I use 2-3 chipotles when I make this dish but you can use more or less depending on how spicy you like it. Three is about the most I can take but I’m kind of a wimp when it comes to spicy food and I would definitely use less if you’re going to serve this to kids. If it ends up being too spicy for you just add some sour cream to the tacos to help tame the heat.
- 1 tablespoon olive oil
- 1 lb boneless pork shoulder, trimmed of excess fat, cut into 11/2 inch cubes
- ½ large red onion, sliced
- 2 garlic cloves, minced
- 1 14.5 oz can fire-roasted, diced tomatoes, with juice
- 2-3 canned chipotle chiles, finely chopped
- 1 tablespoon adobo sauce from canned chipotle chiles
- 1 tablespoon Worchestershire sauce
- 1 teaspoon dried oregano
- 1 teaspoon ground cumin
- ¼ teaspoon salt
- Mexican queso fresco
- Corn tortillas
- Heat oil over medium-high heat in a very large skillet. Once the oil is hot, add the pork in a single layer and cook, stirring occasionally, until the meat has browned, about 6 to 8 minutes. Cook the meat in batches, if necessary, to avoid overcrowding the pan. When the meat is browned pour the meat and the juices into a slow cooker.
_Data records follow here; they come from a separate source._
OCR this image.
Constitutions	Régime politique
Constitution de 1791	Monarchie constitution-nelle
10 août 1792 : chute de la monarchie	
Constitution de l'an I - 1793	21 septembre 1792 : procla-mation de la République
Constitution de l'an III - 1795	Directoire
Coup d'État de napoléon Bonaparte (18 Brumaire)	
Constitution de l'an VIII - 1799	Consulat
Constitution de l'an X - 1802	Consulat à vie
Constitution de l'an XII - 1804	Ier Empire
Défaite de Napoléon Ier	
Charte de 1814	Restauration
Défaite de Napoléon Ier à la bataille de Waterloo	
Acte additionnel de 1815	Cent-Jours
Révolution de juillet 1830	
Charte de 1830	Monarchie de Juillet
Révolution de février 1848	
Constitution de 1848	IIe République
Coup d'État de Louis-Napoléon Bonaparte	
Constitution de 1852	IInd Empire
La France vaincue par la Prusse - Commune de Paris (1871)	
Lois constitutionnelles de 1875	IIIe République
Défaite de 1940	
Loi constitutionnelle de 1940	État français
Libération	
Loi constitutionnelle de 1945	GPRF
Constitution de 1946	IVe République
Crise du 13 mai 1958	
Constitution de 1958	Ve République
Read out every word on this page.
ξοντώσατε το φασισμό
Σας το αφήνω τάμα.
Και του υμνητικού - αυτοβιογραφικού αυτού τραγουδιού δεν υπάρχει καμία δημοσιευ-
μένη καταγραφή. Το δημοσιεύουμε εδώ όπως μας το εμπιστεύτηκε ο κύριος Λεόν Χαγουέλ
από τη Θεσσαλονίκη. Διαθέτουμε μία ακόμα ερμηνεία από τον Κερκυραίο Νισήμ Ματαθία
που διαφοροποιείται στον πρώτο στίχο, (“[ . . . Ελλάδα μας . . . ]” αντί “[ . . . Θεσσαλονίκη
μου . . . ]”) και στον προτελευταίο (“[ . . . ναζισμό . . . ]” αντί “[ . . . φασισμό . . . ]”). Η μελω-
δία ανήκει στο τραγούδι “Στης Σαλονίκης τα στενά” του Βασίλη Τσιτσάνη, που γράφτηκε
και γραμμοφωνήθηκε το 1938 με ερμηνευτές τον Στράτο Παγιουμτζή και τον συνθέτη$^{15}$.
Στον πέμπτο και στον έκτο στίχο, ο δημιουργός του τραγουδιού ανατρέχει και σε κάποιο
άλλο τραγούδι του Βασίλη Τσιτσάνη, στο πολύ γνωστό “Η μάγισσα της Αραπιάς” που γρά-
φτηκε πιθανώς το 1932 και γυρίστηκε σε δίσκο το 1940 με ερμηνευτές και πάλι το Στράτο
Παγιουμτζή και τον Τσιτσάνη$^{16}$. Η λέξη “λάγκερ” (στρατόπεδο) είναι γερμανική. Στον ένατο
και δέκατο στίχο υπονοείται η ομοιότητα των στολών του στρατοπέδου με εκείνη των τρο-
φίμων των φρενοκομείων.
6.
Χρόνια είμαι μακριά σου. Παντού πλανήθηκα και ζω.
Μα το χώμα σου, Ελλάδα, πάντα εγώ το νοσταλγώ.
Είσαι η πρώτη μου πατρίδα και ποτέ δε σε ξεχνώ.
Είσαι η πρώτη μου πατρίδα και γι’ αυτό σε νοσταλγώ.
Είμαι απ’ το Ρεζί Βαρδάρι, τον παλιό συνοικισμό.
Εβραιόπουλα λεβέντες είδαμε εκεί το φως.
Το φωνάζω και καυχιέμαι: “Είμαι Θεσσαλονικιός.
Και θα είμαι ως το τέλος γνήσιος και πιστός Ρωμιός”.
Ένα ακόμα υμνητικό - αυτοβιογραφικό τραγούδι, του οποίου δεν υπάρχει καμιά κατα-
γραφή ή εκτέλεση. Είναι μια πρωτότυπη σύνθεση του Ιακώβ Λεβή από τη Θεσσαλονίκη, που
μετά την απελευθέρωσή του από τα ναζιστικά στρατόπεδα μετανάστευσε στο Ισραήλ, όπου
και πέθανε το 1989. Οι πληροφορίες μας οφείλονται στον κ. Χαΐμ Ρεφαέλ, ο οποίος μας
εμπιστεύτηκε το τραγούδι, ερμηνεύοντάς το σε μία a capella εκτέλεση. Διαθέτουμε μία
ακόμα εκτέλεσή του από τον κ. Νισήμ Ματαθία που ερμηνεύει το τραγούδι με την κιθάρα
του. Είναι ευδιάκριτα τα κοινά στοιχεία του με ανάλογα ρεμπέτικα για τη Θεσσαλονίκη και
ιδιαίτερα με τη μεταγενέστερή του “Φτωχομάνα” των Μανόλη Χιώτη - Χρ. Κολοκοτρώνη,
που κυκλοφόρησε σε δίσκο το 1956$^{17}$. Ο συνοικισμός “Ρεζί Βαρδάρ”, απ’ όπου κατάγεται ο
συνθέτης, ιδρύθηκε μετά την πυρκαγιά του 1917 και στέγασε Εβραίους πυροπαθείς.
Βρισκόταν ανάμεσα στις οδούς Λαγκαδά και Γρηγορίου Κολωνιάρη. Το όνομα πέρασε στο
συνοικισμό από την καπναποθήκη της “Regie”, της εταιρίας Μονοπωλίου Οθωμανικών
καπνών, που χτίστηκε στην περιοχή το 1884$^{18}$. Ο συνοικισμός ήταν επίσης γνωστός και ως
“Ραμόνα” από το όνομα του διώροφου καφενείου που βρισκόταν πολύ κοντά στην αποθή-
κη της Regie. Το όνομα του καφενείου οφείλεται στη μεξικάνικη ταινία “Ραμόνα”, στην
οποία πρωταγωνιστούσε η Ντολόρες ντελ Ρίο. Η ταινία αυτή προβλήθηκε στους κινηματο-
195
- Pour the next 9 ingredients into the slow cooker with the pork and stir to combine. Cook for 6 hours on the highest setting.
- After 6 hours, carefully stir the mixture, breaking up the pork as you stir. The pork should fall apart. Taste and season with a little more salt, if needed.
- Scoop pork into a large bowl and serve with warm corn tortillas, diced red onions, cilantro, cheese and avocado.